As of the data cut-off date of April 30, 2018, manageable safety and deep and durable responses were reported in the first 33 patients infused with bb 2121 BCMA-targeted CAR T-cells. Patients in the study were heavily pre-treated, with a median of seven prior multiple myeloma treatment regimens (range, 3 to 23), which included prior treatment with immunomodulatory drugs, proteasome inhibitors and daratumumab in the majority of patients. All but one patient had previously received an autologous stem cell transplant. For the first 33 patients, the most common grade greater than 3 events were hematologic toxicities, including neutropenia (85%), leukopenia (58%), anemia (45%) and thrombocytopenia (45%). Neurotoxicity all-grades occurred in 14 (42%) patients; 13 (39%) were grade ?2 and one patient (3%) had grade 4 neurotoxicity which resolved within one month. Twenty-five (76%) patients experienced cytokine release syndrome; 23 (70%) were grade greater than 2 events and two (6%) were grade 3 events; all events were reversible. Infection occurred in 14 (42%) patients; two were grade 3 (6%) and there were no grade 4 events. Peak CAR T cell expansion was higher in patients with cytokine release syndrome and CAR T-cells remained detectable in the blood in 57% of patients at six months following infusion.
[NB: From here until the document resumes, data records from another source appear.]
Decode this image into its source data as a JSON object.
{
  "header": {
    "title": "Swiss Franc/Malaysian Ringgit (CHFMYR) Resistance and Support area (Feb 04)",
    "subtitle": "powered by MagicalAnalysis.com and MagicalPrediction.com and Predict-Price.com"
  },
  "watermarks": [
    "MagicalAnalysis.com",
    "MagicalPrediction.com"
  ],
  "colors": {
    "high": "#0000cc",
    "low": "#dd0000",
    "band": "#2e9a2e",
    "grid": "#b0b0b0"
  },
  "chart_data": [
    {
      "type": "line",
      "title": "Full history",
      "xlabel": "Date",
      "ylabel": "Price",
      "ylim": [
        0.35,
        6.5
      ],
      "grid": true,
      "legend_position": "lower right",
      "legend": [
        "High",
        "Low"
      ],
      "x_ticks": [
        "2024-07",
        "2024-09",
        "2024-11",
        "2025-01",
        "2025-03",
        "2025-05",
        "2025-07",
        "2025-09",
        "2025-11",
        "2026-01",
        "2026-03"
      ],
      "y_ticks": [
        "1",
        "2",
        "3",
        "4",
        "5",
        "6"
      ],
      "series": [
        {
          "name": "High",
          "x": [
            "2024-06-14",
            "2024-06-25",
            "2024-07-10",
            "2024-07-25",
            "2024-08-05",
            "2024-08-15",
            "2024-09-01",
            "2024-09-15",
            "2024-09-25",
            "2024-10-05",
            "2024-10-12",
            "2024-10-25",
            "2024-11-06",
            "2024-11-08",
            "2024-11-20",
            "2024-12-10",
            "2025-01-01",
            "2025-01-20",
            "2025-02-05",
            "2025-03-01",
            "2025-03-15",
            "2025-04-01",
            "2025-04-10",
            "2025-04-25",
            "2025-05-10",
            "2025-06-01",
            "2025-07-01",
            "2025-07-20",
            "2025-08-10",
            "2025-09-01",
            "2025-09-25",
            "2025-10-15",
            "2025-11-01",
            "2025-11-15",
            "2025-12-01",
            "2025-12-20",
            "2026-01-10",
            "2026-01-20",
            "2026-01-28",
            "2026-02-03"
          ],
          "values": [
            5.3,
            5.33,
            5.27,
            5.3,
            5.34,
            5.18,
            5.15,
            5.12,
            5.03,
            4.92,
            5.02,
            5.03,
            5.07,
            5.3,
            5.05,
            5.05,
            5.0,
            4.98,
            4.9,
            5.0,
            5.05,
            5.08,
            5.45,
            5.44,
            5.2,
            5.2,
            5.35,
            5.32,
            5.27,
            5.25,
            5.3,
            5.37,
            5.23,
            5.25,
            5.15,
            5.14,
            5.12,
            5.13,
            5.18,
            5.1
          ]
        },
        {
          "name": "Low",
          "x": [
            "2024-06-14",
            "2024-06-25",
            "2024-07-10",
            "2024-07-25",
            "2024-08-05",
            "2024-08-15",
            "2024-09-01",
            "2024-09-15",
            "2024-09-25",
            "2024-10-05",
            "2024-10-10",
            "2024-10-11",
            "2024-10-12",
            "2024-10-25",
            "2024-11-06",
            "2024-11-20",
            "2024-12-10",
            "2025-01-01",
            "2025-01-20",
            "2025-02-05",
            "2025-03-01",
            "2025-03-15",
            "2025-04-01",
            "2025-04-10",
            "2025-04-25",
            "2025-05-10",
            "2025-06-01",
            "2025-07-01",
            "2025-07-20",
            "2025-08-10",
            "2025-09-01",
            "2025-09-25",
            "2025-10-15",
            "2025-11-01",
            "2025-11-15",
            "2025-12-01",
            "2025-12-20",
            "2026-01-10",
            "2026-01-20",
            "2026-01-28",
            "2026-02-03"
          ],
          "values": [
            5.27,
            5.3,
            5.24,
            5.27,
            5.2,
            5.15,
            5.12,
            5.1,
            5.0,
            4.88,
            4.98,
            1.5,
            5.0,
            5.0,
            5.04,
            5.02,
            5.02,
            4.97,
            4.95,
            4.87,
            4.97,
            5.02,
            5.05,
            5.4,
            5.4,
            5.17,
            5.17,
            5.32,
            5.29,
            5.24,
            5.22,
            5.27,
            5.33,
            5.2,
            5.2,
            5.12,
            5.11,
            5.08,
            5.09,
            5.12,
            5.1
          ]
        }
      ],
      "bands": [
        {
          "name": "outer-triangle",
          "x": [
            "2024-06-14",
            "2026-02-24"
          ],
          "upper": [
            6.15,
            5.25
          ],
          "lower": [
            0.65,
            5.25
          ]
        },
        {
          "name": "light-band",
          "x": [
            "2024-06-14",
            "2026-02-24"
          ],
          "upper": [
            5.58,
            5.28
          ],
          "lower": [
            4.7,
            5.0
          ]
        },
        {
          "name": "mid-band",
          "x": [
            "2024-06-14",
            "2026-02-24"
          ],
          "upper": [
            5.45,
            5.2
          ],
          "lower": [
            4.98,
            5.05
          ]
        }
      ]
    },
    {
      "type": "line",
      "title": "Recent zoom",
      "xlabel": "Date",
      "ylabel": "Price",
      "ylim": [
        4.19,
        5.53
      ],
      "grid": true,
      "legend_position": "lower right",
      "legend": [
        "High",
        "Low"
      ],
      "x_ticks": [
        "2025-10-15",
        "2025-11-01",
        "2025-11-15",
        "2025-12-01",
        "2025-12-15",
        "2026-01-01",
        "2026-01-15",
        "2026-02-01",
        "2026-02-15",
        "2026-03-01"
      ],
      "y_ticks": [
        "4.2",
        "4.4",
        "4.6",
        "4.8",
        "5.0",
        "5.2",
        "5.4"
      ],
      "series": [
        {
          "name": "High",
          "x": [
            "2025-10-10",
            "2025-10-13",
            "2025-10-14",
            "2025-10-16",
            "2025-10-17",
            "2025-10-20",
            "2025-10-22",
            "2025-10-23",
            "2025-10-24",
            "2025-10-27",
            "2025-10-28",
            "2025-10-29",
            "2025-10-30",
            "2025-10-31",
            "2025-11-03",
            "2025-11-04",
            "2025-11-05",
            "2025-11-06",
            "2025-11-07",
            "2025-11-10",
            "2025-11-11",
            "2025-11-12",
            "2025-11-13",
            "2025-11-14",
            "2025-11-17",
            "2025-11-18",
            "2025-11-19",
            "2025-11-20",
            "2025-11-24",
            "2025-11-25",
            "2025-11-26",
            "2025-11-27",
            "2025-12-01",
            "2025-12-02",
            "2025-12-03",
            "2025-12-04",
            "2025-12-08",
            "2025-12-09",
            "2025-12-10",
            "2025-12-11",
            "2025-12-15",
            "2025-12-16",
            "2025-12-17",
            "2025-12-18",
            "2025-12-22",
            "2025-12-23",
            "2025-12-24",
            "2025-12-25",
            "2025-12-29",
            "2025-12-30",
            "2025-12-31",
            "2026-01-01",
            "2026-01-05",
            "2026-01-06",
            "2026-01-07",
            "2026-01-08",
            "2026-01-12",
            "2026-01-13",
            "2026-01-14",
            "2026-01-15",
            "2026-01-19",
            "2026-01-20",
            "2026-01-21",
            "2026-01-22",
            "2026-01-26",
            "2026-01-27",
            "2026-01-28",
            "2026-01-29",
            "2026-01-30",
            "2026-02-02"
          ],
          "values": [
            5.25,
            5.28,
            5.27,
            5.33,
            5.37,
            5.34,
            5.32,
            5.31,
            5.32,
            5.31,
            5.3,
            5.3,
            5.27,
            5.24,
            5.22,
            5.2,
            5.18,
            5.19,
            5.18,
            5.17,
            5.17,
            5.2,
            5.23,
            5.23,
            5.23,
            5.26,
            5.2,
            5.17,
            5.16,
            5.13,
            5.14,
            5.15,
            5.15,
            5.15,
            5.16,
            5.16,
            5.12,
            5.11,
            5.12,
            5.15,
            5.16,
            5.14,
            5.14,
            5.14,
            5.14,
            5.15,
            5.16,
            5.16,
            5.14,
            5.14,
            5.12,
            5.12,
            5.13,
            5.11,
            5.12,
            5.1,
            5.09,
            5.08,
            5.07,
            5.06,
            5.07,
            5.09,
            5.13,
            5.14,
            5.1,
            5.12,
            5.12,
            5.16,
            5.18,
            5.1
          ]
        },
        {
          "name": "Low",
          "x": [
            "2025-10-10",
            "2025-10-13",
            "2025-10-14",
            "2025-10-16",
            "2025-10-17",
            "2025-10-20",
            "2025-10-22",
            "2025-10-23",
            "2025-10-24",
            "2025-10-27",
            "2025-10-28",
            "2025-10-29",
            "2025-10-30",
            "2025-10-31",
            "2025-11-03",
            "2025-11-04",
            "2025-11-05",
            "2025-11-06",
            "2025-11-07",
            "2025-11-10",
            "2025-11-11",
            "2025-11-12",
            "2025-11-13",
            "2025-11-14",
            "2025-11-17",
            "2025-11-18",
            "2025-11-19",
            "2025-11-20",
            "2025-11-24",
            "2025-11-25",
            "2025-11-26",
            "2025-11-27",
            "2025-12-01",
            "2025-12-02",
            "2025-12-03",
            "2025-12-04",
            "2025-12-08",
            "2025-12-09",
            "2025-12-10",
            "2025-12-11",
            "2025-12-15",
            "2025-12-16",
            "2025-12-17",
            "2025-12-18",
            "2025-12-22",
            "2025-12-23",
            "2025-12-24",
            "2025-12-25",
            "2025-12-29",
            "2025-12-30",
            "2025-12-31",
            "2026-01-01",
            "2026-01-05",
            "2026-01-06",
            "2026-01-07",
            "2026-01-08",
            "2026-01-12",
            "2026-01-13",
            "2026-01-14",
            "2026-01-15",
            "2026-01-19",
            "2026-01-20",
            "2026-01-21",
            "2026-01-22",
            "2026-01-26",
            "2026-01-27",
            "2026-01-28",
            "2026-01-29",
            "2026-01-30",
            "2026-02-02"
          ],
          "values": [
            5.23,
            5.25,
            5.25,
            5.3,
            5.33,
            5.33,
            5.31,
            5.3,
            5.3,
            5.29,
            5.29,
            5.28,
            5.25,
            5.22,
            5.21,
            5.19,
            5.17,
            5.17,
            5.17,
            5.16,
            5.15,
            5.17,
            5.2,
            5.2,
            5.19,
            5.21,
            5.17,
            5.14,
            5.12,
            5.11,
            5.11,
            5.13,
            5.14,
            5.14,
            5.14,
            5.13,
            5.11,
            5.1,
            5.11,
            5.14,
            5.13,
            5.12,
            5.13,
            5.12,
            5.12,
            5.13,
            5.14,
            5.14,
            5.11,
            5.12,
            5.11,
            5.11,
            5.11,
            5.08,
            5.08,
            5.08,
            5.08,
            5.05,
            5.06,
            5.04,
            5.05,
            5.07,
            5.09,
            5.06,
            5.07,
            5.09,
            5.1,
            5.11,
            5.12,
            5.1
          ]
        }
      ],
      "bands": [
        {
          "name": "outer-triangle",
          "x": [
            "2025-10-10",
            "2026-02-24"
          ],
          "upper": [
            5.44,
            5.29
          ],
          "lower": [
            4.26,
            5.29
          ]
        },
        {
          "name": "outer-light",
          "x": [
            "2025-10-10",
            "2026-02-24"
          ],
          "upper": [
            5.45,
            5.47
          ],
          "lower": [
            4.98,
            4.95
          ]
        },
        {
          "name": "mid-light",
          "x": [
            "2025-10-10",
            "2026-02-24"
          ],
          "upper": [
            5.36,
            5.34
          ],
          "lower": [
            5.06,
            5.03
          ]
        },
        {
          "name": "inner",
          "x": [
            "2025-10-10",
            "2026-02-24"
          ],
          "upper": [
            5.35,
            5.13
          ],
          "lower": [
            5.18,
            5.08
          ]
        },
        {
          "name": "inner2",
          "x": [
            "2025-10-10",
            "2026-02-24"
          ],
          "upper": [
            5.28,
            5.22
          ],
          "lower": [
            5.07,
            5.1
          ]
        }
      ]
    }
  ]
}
Treatment with bb 2121 resulted in an 85% objective response rate (ORR) with 45% of patients achieving a complete response (CR) (n=15) and an additional 27% of patients (n=9) achieving a very good partial response (VGPR) to yield a greater than VGPR rate of 73%. Sixteen responding patients were evaluable for assessment of minimal residual disease (MRD) and all tested MRD negative at one or more time points. Responses to bb 2121 CAR T-cell infusion occurred early, with a median time to first partial response or better of 1.0 month (range, 0.5 to 3.0), and responses were durable, with a median duration of response of 10.9 months (95% CI, 7.2 to not estimable). Researchers observed that greater CAR T-cell expansion occurred in responding patients. Responses were observed independent of tumor or serum BCMA levels. Median progression-free survival among all 33 patients was 11.8 months (95% CI, 6.2–17.8).

Potential approval of bb2121 in the U.S. is anticipated in the second half of 2020.